Behördenbesuche in Betrieben

Arbeitsunfall

Ein Arbeitsunfall kann eine Behördenkontrolle nach sich ziehen

Noch zu wenig Kontrollen in den Betrieben

Eine große Anzahl von deutschen Firmen widmet sich vorbildlich dem Thema Arbeitsschutz. Andere gehen eher lax damit um, da sie sich entweder möglicher Gefahren nicht bewusst sind oder diesbezügliche Kontrollen als unwahrscheinlich einstufen. Doch all die diejenigen, die Arbeitsschutz bislang stiefmütterlich behandelt haben, sollten ihre Einstellung gründlich überdenken. Hintergrund ist die Erweiterung des Arbeitsschutzgesetzes um eine „Mindestbesichtigungsquote“. Mit dieser Novellierung soll sichergestellt werden, dass ab 2026 die zuständigen Behörden im Laufe eines Kalenderjahres eine Mindestanzahl an Betrieben begutachten. Die Rede ist von mindestens fünf Prozent der Unternehmen eines Bundeslandes.

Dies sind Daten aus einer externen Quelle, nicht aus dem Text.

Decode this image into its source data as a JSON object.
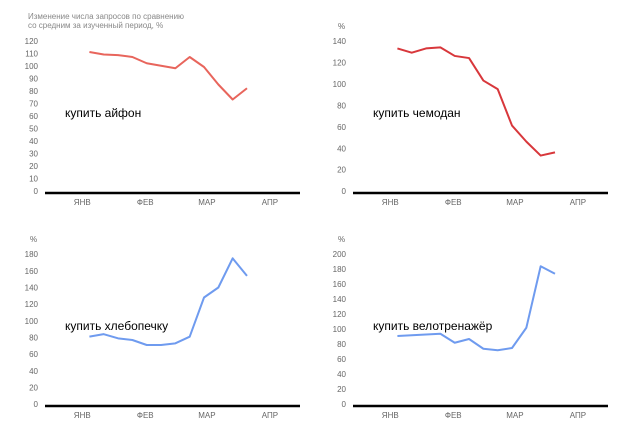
{
  "chart_data": [
    {
      "type": "line",
      "note": [
        "Изменение числа запросов по сравнению",
        "со средним за изученный период, %"
      ],
      "title": "купить айфон",
      "x": [
        0,
        1,
        2,
        3,
        4,
        5,
        6,
        7,
        8,
        9,
        10,
        11
      ],
      "series": [
        {
          "name": "купить айфон",
          "color": "#e8655c",
          "values": [
            112,
            110,
            109.5,
            108,
            103,
            101,
            99,
            108,
            100,
            86,
            74,
            83
          ]
        }
      ],
      "xlim": [
        -3.1,
        14.7
      ],
      "xticks": [
        {
          "value": -0.5,
          "label": "ЯНВ"
        },
        {
          "value": 3.9,
          "label": "ФЕВ"
        },
        {
          "value": 8.2,
          "label": "МАР"
        },
        {
          "value": 12.6,
          "label": "АПР"
        }
      ],
      "ylim": [
        0,
        120
      ],
      "yticks": [
        0,
        10,
        20,
        30,
        40,
        50,
        60,
        70,
        80,
        90,
        100,
        110,
        120
      ],
      "grid": false
    },
    {
      "type": "line",
      "ylabel": "%",
      "title": "купить чемодан",
      "x": [
        0,
        1,
        2,
        3,
        4,
        5,
        6,
        7,
        8,
        9,
        10,
        11
      ],
      "series": [
        {
          "name": "купить чемодан",
          "color": "#d8373b",
          "values": [
            134,
            130,
            134,
            135,
            127,
            125,
            104,
            96,
            62,
            47,
            34,
            37
          ]
        }
      ],
      "xlim": [
        -3.1,
        14.7
      ],
      "xticks": [
        {
          "value": -0.5,
          "label": "ЯНВ"
        },
        {
          "value": 3.9,
          "label": "ФЕВ"
        },
        {
          "value": 8.2,
          "label": "МАР"
        },
        {
          "value": 12.6,
          "label": "АПР"
        }
      ],
      "ylim": [
        0,
        140
      ],
      "yticks": [
        0,
        20,
        40,
        60,
        80,
        100,
        120,
        140
      ],
      "grid": false
    },
    {
      "type": "line",
      "ylabel": "%",
      "title": "купить хлебопечку",
      "x": [
        0,
        1,
        2,
        3,
        4,
        5,
        6,
        7,
        8,
        9,
        10,
        11
      ],
      "series": [
        {
          "name": "купить хлебопечку",
          "color": "#6f9bef",
          "values": [
            82,
            85,
            80,
            78,
            72,
            72,
            74,
            82,
            129,
            141,
            176,
            155
          ]
        }
      ],
      "xlim": [
        -3.1,
        14.7
      ],
      "xticks": [
        {
          "value": -0.5,
          "label": "ЯНВ"
        },
        {
          "value": 3.9,
          "label": "ФЕВ"
        },
        {
          "value": 8.2,
          "label": "МАР"
        },
        {
          "value": 12.6,
          "label": "АПР"
        }
      ],
      "ylim": [
        0,
        180
      ],
      "yticks": [
        0,
        20,
        40,
        60,
        80,
        100,
        120,
        140,
        160,
        180
      ],
      "grid": false
    },
    {
      "type": "line",
      "ylabel": "%",
      "title": "купить велотренажёр",
      "x": [
        0,
        1,
        2,
        3,
        4,
        5,
        6,
        7,
        8,
        9,
        10,
        11
      ],
      "series": [
        {
          "name": "купить велотренажёр",
          "color": "#6f9bef",
          "values": [
            92,
            93,
            94,
            95,
            83,
            88,
            75,
            73,
            76,
            103,
            185,
            175
          ]
        }
      ],
      "xlim": [
        -3.1,
        14.7
      ],
      "xticks": [
        {
          "value": -0.5,
          "label": "ЯНВ"
        },
        {
          "value": 3.9,
          "label": "ФЕВ"
        },
        {
          "value": 8.2,
          "label": "МАР"
        },
        {
          "value": 12.6,
          "label": "АПР"
        }
      ],
      "ylim": [
        0,
        200
      ],
      "yticks": [
        0,
        20,
        40,
        60,
        80,
        100,
        120,
        140,
        160,
        180,
        200
      ],
      "grid": false
    }
  ]
}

Papier ist bekanntlich geduldig und so dürfte man davon ausgehen, dass die Bundesrepublik Deutschland über ein sehr detailliertes und ausgefeiltes Arbeitsschutzgesetz verfügt. Das mag ja stimmen und würde man einfach auf die Macht des gedruckten Wortes vertrauen, sollte es hierzulande nur wenige Probleme mit dem Arbeitsschutz geben. Aber schon der russische Revolutionär Lenin mahnte angeblich, dass Vertrauen zwar gut, aber Kontrolle besser sei. Tatsächlich rangiert Deutschland nach Einschätzung der EU in Sachen Arbeitsschutz eher am Ende der Skala. Der ehemalige Professor der Universität Halle-Wittenberg, Wolfhard Kohte, sieht Deutschland in einer Reihe mit Bulgarien und Ungarn.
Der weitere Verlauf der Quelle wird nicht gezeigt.